Raibaud respira avec force. Puis, son visage s’empourpra, ses poings se contractèrent. Après la stupeur du premier moment, son orgueil se cabrait. Il se crut dédaigné, presque bafoué ; et ses lèvres s’ouvraient pour prononcer des paroles amères et peut-être cruelles, lorsqu’il vit les yeux de Maud pleins de larmes. Alors, son cœur se fondit ; il n’eut plus de colère ni d’orgueil ; il se sentit malheureux et faible comme un petit enfant :

— Comme vous venez de me faire mal, Maud … Mais je rêve, n’est-ce pas ? Ce n’est pas vrai que vous allez partir, que je vais vous perdre à jamais ?…

— Je vais vous dire des choses qui vous paraîtront aussi cruelles, Jean… Des choses que vous ne voulez pas voir à présent, mais qui vous seraient fatalement apparues plus tard, trop tard. Je vais vous dire que si je n’avais pas fait le vœu que vous savez, mon devoir n’en aurait pas moins été de refuser l’immense bonheur et l’honneur immérité de devenir votre femme…

Il allait se récrier. Elle l’interrompit :

— Oh ! j’aurais accepté, je le sens bien. Si je n’avais pas été liée par ce vœu, j’aurais été sans force devant vos supplications ; et en acceptant de devenir votre femme, j’aurais fait votre malheur en même temps que le mien… Si… Si… Cela, vous le comprendrez plus tard. J’ai réparé, je le sais bien. J’ai même commencé à expier. Et pourtant, je n’ai pu m’empêcher de rougir tout à l’heure, en entendant cette femme parler de la complice de Sturner et de Fredo. Car moi aussi j’ai été leur complice, rien par la suite ne pourra faire que je n’aie pas été leur complice volontaire. Cela, vous n’auriez pas pu l’oublier plus que moi, ni vous, ni vos amis. Et puis, il n’y a pas que cette complicité… poursuivit Maud sourdement, en baissant un front empourpré. Il y a aussi mon passé, un passé trouble d’erreurs et de défaillances que je n’ai pas encore expié, et qui me rend indigne de vous. Votre tendresse et votre générosité vous font oublier ces choses, Jean. Mais elles n’en demeurent pas moins entre nous, et, plus tard, elles ressusciteraient fatalement, pour notre malheur à tous deux…
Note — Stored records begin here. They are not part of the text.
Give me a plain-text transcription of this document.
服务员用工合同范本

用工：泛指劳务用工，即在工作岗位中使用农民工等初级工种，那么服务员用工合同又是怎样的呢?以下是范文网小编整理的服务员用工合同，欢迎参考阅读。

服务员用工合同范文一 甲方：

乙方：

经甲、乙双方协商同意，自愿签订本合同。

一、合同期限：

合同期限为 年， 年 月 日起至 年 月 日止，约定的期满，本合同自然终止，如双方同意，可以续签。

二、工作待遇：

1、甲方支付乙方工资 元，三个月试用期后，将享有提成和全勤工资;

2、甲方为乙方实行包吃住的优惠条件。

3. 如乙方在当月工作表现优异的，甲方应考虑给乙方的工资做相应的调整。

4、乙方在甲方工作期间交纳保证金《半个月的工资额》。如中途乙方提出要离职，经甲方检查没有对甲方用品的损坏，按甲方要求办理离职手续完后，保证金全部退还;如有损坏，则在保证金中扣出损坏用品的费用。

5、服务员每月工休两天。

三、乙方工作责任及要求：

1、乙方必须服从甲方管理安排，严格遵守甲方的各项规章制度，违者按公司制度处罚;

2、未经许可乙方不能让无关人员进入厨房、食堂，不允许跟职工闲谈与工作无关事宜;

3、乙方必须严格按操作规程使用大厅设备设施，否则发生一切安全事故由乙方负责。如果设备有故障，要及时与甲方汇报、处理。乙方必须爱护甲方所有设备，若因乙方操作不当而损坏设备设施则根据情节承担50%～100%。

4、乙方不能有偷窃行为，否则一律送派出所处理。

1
Il se taisait, n’essayant plus de protester, car, déjà, obscurément, et le cœur déchiré, il devait s’avouer qu’elle avait raison : même pardonnées, même expiés, il est certaines fautes ou certaines erreurs qui projettent leur ombre sur toute une vie ; et si fragile est le bonheur né d’un amour partagé que le seul souvenir d’une de ces erreurs ou d’une de ces fautes peut finir par en provoquer la ruine. Combien de larmes, combien de misères, combien de drames même sont nés de l’illusion passionnée d’un impossible oubli !…

Maud reprit :

— En vérité, je vous le dis : c’est Dieu lui-même qui, dans sa bonté prévoyante et souveraine, m’a inspiré le vœu qui nous contraint à la raison et à la sagesse. Nous allons être séparés, mais le véritable bonheur n’est pas sur cette terre, ni le véritable amour…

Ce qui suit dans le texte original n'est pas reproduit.